C’était il y a soixante ans. Gérard Philipe avait 36 ans. Garcin a épousé sa fille, Anne-Marie. Il a donc appris, entendu, recueilli les confidences d’Anne, sa veuve, et d’Anne-Marie. Il a annoté tout ce qui concerne la fin de celui qui fut «notre jeune homme», le plus élégant, fin, subtil, séduisant, humble, intelligent, éblouissant acteur de sa génération. Dans un récit, tenu, pudique, précis, ciselé, nous suivons les derniers mois de la vie de ce prince – atteint d’un cancer incurable.

Le lycéen que j’étais a eu la chance de fréquenter le fameux TNP (Théâtre national populaire), au Trocadéro, pour aller admirer Le Cid, tel que Gérard Philipe l’immortalisa. Cette allure, cette vigueur gracieuse, ces mouvements sur la scène, cette voix si particulière. Tous ses films étaient des événements : du Rouge et le noir à Monsieur Ripois, en passant par Le diable au corps et Les liaisons dangereuses. Garcin raconte comment sa femme, Anne, entend le professeur François de Gaudart d’Allaines lui dire : «Le cancer de votre mari est très rare, il n’en existe qu’une poignée de cas dans les annales de la médecine.»

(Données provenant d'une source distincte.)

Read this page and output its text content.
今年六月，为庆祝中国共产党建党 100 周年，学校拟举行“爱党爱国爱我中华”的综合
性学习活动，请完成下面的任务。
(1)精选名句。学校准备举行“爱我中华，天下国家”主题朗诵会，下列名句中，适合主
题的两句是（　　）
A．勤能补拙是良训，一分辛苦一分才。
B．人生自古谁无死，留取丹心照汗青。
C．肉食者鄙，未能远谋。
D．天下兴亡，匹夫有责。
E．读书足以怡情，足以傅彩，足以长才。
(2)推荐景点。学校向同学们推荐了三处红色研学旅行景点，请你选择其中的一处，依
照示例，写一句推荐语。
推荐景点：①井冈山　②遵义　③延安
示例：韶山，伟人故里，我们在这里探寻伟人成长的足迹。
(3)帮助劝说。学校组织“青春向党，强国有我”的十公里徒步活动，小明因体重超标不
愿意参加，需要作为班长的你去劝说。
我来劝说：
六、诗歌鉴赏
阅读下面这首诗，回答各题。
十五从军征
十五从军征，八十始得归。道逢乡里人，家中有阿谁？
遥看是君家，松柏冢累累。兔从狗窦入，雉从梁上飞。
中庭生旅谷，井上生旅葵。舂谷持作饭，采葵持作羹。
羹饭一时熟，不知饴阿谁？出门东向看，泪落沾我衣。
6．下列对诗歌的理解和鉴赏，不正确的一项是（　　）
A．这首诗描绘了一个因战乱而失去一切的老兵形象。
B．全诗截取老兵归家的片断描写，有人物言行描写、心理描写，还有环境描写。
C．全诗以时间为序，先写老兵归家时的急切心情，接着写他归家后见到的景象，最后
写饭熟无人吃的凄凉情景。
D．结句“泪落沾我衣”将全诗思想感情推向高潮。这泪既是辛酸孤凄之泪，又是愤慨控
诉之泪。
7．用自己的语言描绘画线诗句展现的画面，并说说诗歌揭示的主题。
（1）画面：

Elle lui demande alors : «Combien de temps ?» Il répond : «De quinze jours à six mois. Six mois maximum.» Cette femme exceptionnelle a décidé de ne pas dire la vérité au Cid : «Il ne saura pas.» Tout le livre, dès lors, sans jamais avoir recours au pathos, à l’apitoiement, à l’émotion lacrymale, va reconstruire ces six derniers mois. Le temps qui passe, les tournants dans la vie culturelle française ont, peut-être, fait oublier ce que fut Gérard Philipe, son rôle majeur, sa vie exemplaire (la Résistance, le soutien loyal à un père qui, lui, avait pris le mauvais chemin), l’amour dont il fut l’objet de la part du public, tous âges confondus.

La rentrée littéraire est foisonnante. Le chroniqueur, parfois, ne sait ce qu’il faut choisir et recommander. Mais pour Le dernier hiver du Cid, je n’hésite pas du tout. Lisez-le, c’est passionnant.